North Korea announced today it would not test-fire any long-range missiles as long as talks with the United States continue.

The report by the government-run Korean Central News Agency was the first official statement confirming the pledge made during negotiations with the United States in Berlin this month.

It appeared to be timed to coincide with former defense secretary William J. Perry's visit to Seoul and Tokyo to brief officials on his review of U.S. policy toward North Korea. Perry said in Seoul that he was expecting a "definitive statement" about the suspension of missile tests.

North Korea "will not launch a missile while the talks are underway with a view to creating an atmosphere more favorable for the talks," the news agency quoted a Foreign Ministry spokesman as saying.
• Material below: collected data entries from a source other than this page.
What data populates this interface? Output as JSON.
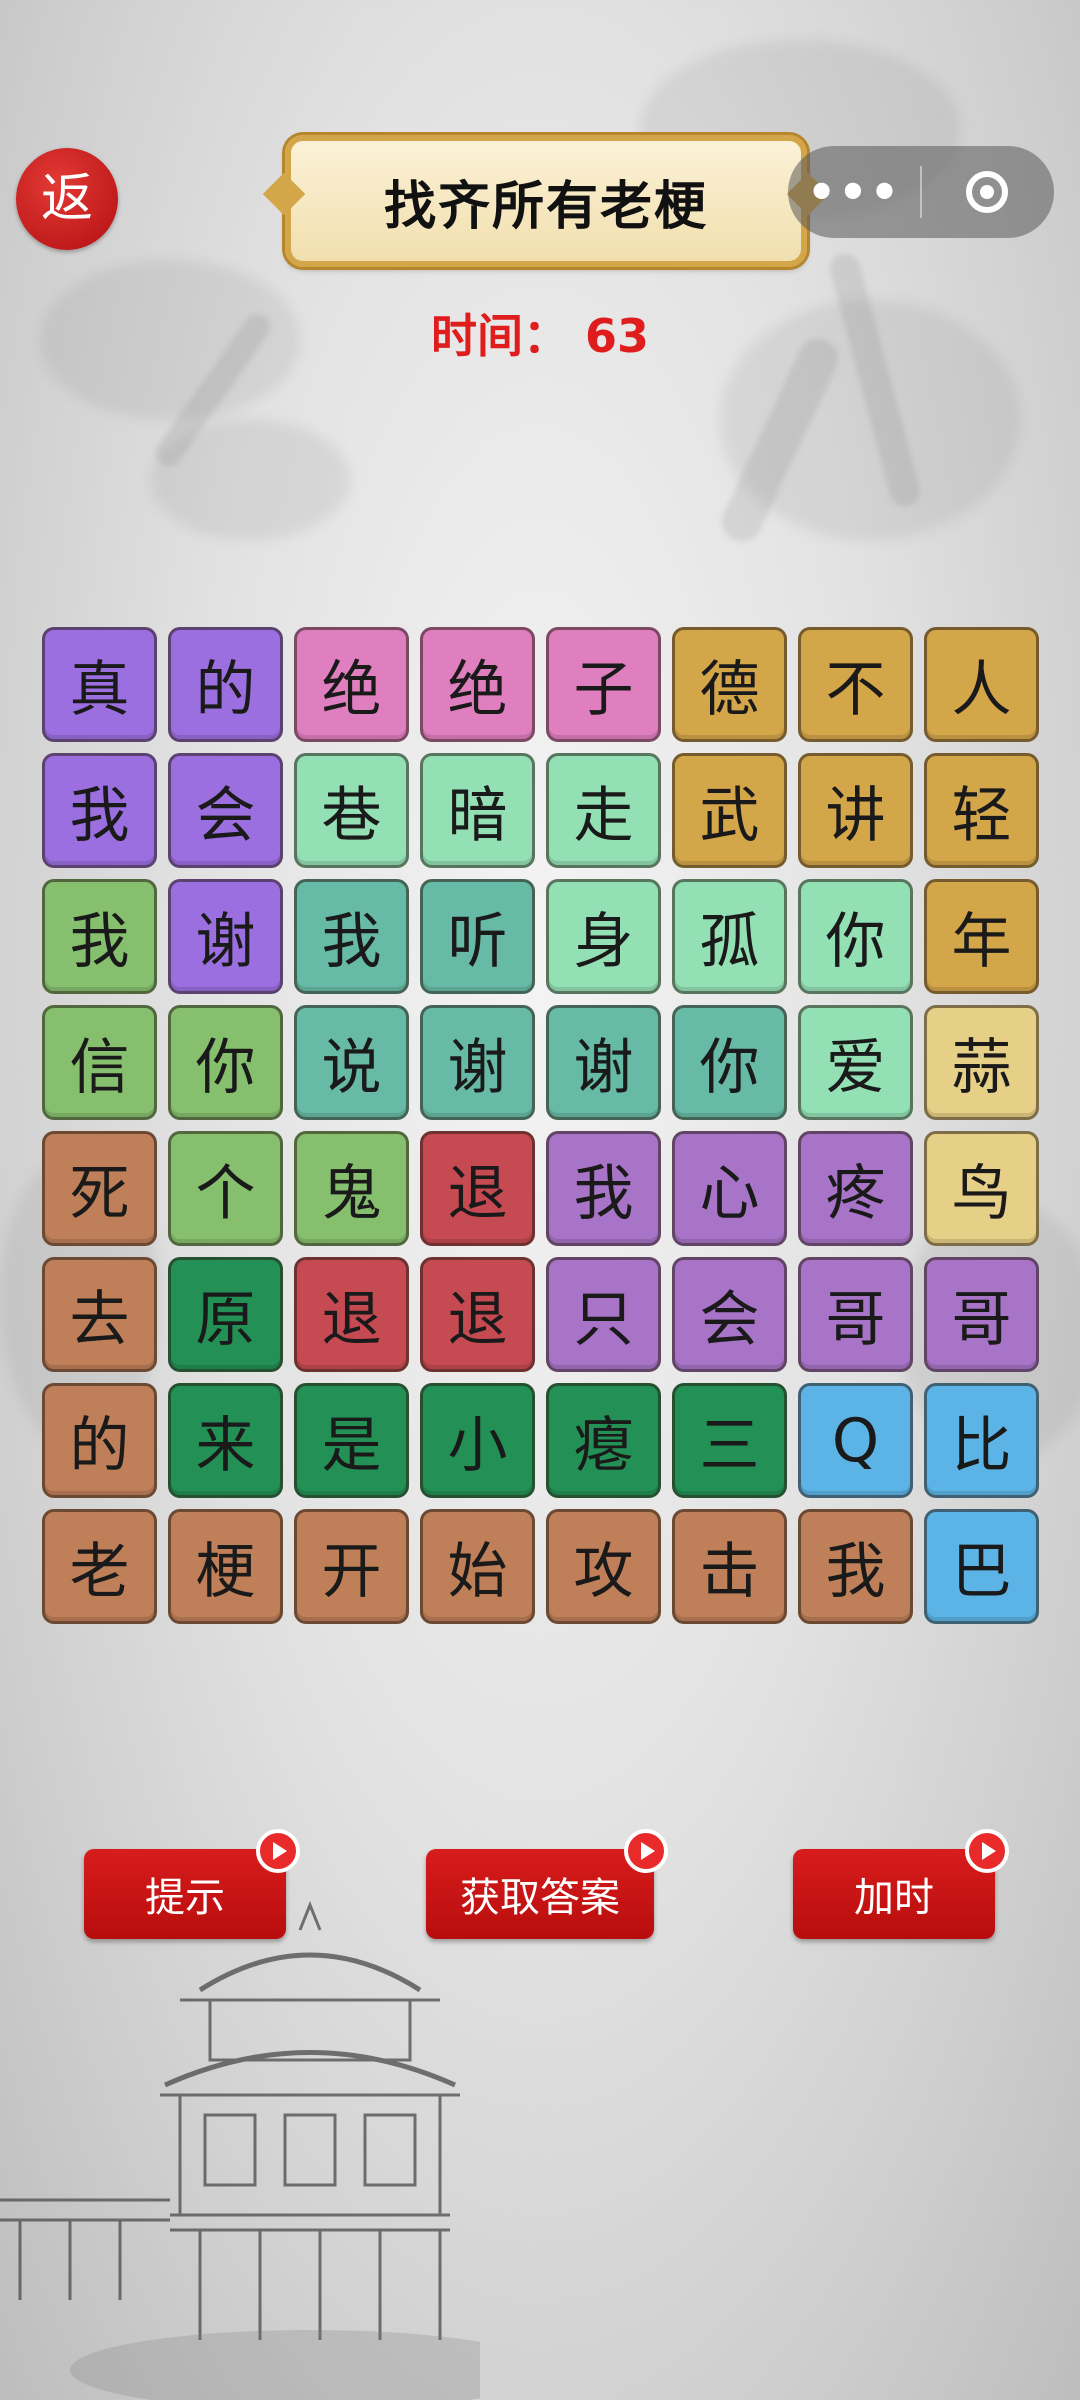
{
  "header": {
    "back_label": "返",
    "title": "找齐所有老梗",
    "more_icon": "more-dots-icon",
    "close_icon": "target-close-icon"
  },
  "timer": {
    "label": "时间：",
    "value": "63",
    "text": "时间：  63"
  },
  "colors": {
    "violet": "#9b6fe0",
    "pink": "#e07fc0",
    "gold": "#d4a64a",
    "mint": "#93e0b5",
    "teal": "#67bba6",
    "green": "#86c06f",
    "cream": "#e6cf86",
    "brown": "#bf7f58",
    "mauve": "#a874c7",
    "red": "#c64a52",
    "darkgreen": "#239055",
    "blue": "#5cb4e6"
  },
  "grid": {
    "rows": [
      [
        {
          "c": "真",
          "k": "violet"
        },
        {
          "c": "的",
          "k": "violet"
        },
        {
          "c": "绝",
          "k": "pink"
        },
        {
          "c": "绝",
          "k": "pink"
        },
        {
          "c": "子",
          "k": "pink"
        },
        {
          "c": "德",
          "k": "gold"
        },
        {
          "c": "不",
          "k": "gold"
        },
        {
          "c": "人",
          "k": "gold"
        }
      ],
      [
        {
          "c": "我",
          "k": "violet"
        },
        {
          "c": "会",
          "k": "violet"
        },
        {
          "c": "巷",
          "k": "mint"
        },
        {
          "c": "暗",
          "k": "mint"
        },
        {
          "c": "走",
          "k": "mint"
        },
        {
          "c": "武",
          "k": "gold"
        },
        {
          "c": "讲",
          "k": "gold"
        },
        {
          "c": "轻",
          "k": "gold"
        }
      ],
      [
        {
          "c": "我",
          "k": "green"
        },
        {
          "c": "谢",
          "k": "violet"
        },
        {
          "c": "我",
          "k": "teal"
        },
        {
          "c": "听",
          "k": "teal"
        },
        {
          "c": "身",
          "k": "mint"
        },
        {
          "c": "孤",
          "k": "mint"
        },
        {
          "c": "你",
          "k": "mint"
        },
        {
          "c": "年",
          "k": "gold"
        }
      ],
      [
        {
          "c": "信",
          "k": "green"
        },
        {
          "c": "你",
          "k": "green"
        },
        {
          "c": "说",
          "k": "teal"
        },
        {
          "c": "谢",
          "k": "teal"
        },
        {
          "c": "谢",
          "k": "teal"
        },
        {
          "c": "你",
          "k": "teal"
        },
        {
          "c": "爱",
          "k": "mint"
        },
        {
          "c": "蒜",
          "k": "cream"
        }
      ],
      [
        {
          "c": "死",
          "k": "brown"
        },
        {
          "c": "个",
          "k": "green"
        },
        {
          "c": "鬼",
          "k": "green"
        },
        {
          "c": "退",
          "k": "red"
        },
        {
          "c": "我",
          "k": "mauve"
        },
        {
          "c": "心",
          "k": "mauve"
        },
        {
          "c": "疼",
          "k": "mauve"
        },
        {
          "c": "鸟",
          "k": "cream"
        }
      ],
      [
        {
          "c": "去",
          "k": "brown"
        },
        {
          "c": "原",
          "k": "darkgreen"
        },
        {
          "c": "退",
          "k": "red"
        },
        {
          "c": "退",
          "k": "red"
        },
        {
          "c": "只",
          "k": "mauve"
        },
        {
          "c": "会",
          "k": "mauve"
        },
        {
          "c": "哥",
          "k": "mauve"
        },
        {
          "c": "哥",
          "k": "mauve"
        }
      ],
      [
        {
          "c": "的",
          "k": "brown"
        },
        {
          "c": "来",
          "k": "darkgreen"
        },
        {
          "c": "是",
          "k": "darkgreen"
        },
        {
          "c": "小",
          "k": "darkgreen"
        },
        {
          "c": "瘪",
          "k": "darkgreen"
        },
        {
          "c": "三",
          "k": "darkgreen"
        },
        {
          "c": "Q",
          "k": "blue"
        },
        {
          "c": "比",
          "k": "blue"
        }
      ],
      [
        {
          "c": "老",
          "k": "brown"
        },
        {
          "c": "梗",
          "k": "brown"
        },
        {
          "c": "开",
          "k": "brown"
        },
        {
          "c": "始",
          "k": "brown"
        },
        {
          "c": "攻",
          "k": "brown"
        },
        {
          "c": "击",
          "k": "brown"
        },
        {
          "c": "我",
          "k": "brown"
        },
        {
          "c": "巴",
          "k": "blue"
        }
      ]
    ]
  },
  "buttons": {
    "hint": "提示",
    "answer": "获取答案",
    "add_time": "加时",
    "badge_icon": "play-icon"
  }
}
The spokesman said that if the United States works to improve relations, Pyongyang will "respond with good faith and strive to remove the U.S. suspicions and apprehensions in the interests of the two sides," according to the report.

Perry said in an interview with Yomiuri Shimbun, Japan's largest newspaper, that senior U.S. and North Korean officials will meet soon in Washington.

North Korea raised regional tensions when it launched a medium-range missile over Japan last year. Those tensions have increased recently with the presumption that it was planning to test-fire the Taepodong II, a long-range missile capable of reaching Hawaii and Alaska.

After North Korea agreed in the Berlin negotiations to freeze its missile tests, Washington lifted some of the economic sanctions imposed nearly 50 years ago, when North Korea invaded South Korea.

Perry said in a speech in Tokyo today that the agreement between Washington and Pyongyang was a "small step" but one that he believes will lead to "definitive actions in the weeks ahead."

North Korea welcomed the easing of sanctions and said it appeared to be a "reflection of the U.S. political will to stop pursuing its policy hostile to [North Korea]. . . . though it is not comprehensive and came belatedly."

It said the United States should lift the remaining sanctions. Washington still prohibits sales of weapons and goods with military applications to North Korea.

Japan halted food aid and charter flights between the two countries after last year's missile test. Japanese officials said they were waiting for North Korea's moratorium pledge to become "more certain" before lifting sanctions.